The filling was delicious but finding dariole moulds this size was hard.  I attempted using a ramekin but the pastry has no hold so that was a fail.  I ended up making one big pie with four shanks sticking out the top - delicious.

TIP:  get your shanks from the butcher. Ask for them to cut the bottom of the shank flat (the shanks from woolworths/coles aren’t flat so they won’t sit tall).  Keep these offcuts. I cooked the offcuts and used it as extra meaty filling.

donna hay team

Hi Elyse, These tins are a vintage prop, however you can use 4 x 8½cm-high x 7½cm-wide dariole moulds instead. Happy cooking! DH Team

elyse hradecky

absolutely stunning!

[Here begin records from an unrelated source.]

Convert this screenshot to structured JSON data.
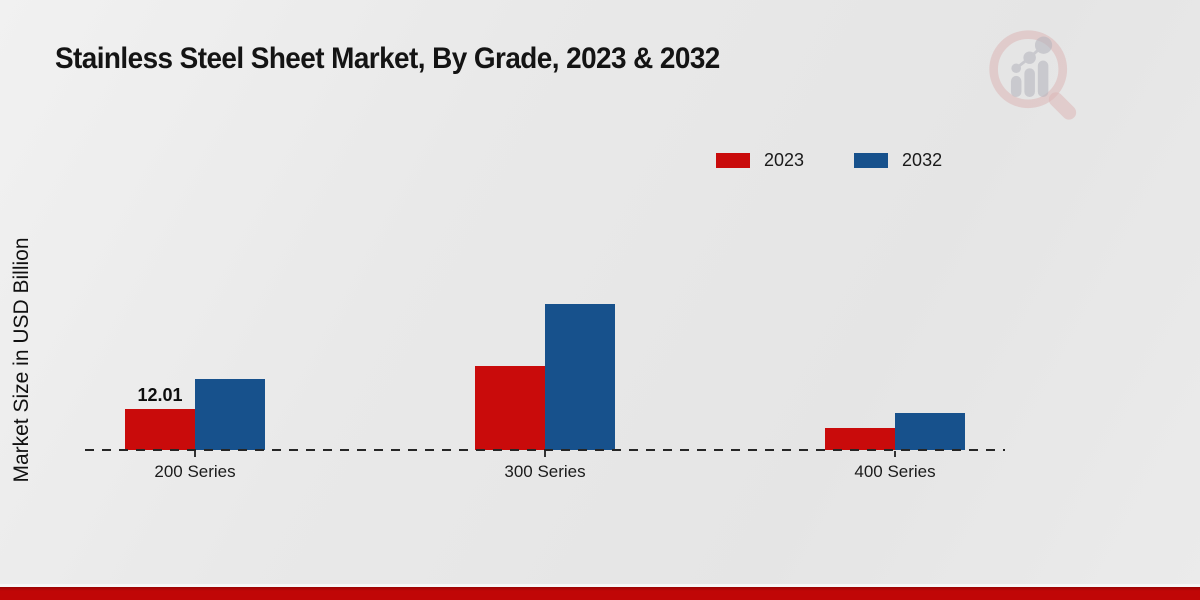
{
  "title": "Stainless Steel Sheet Market, By Grade, 2023 & 2032",
  "ylabel": "Market Size in USD Billion",
  "colors": {
    "series_2023": "#c90b0b",
    "series_2032": "#17518c",
    "footer_band": "#c00606",
    "footer_band_edge": "#9a0303",
    "baseline": "#262626",
    "background": "#e9e9e9"
  },
  "legend": {
    "position": "top-right",
    "entries": [
      {
        "label": "2023",
        "color": "#c90b0b"
      },
      {
        "label": "2032",
        "color": "#17518c"
      }
    ]
  },
  "watermark": {
    "name": "market-research-future-logo"
  },
  "chart_data": {
    "type": "bar",
    "title": "Stainless Steel Sheet Market, By Grade, 2023 & 2032",
    "xlabel": "",
    "ylabel": "Market Size in USD Billion",
    "categories": [
      "200 Series",
      "300 Series",
      "400 Series"
    ],
    "series": [
      {
        "name": "2023",
        "color": "#c90b0b",
        "values": [
          12.01,
          24.6,
          6.4
        ],
        "value_labels": [
          "12.01",
          "",
          ""
        ]
      },
      {
        "name": "2032",
        "color": "#17518c",
        "values": [
          20.8,
          42.8,
          10.8
        ],
        "value_labels": [
          "",
          "",
          ""
        ]
      }
    ],
    "ylim": [
      0,
      50
    ],
    "grid": false,
    "axis_style": "dashed-baseline-only",
    "legend_position": "top-right"
  }
}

I’m having difficultly finding similar sized moulds - would you mind sharing where you found yours? thank you

Andrew Stewart

Cooked this today. Couldn’t find the right tins to bake it in so removed the flesh from the lamb shank bones and made a ragu. Then baked pot pies in ramekins. Wow. Very yum. However, after baking the shanks in the oven and removing them from the liquids, we reduced it over high heat for about 30 minutes and then had to add some corn flour to thicken it up to a consistency we felt was appropriate for a pie. Worked well. The pot pies probably needed 40-50 min in the oven to cook the pastry properly.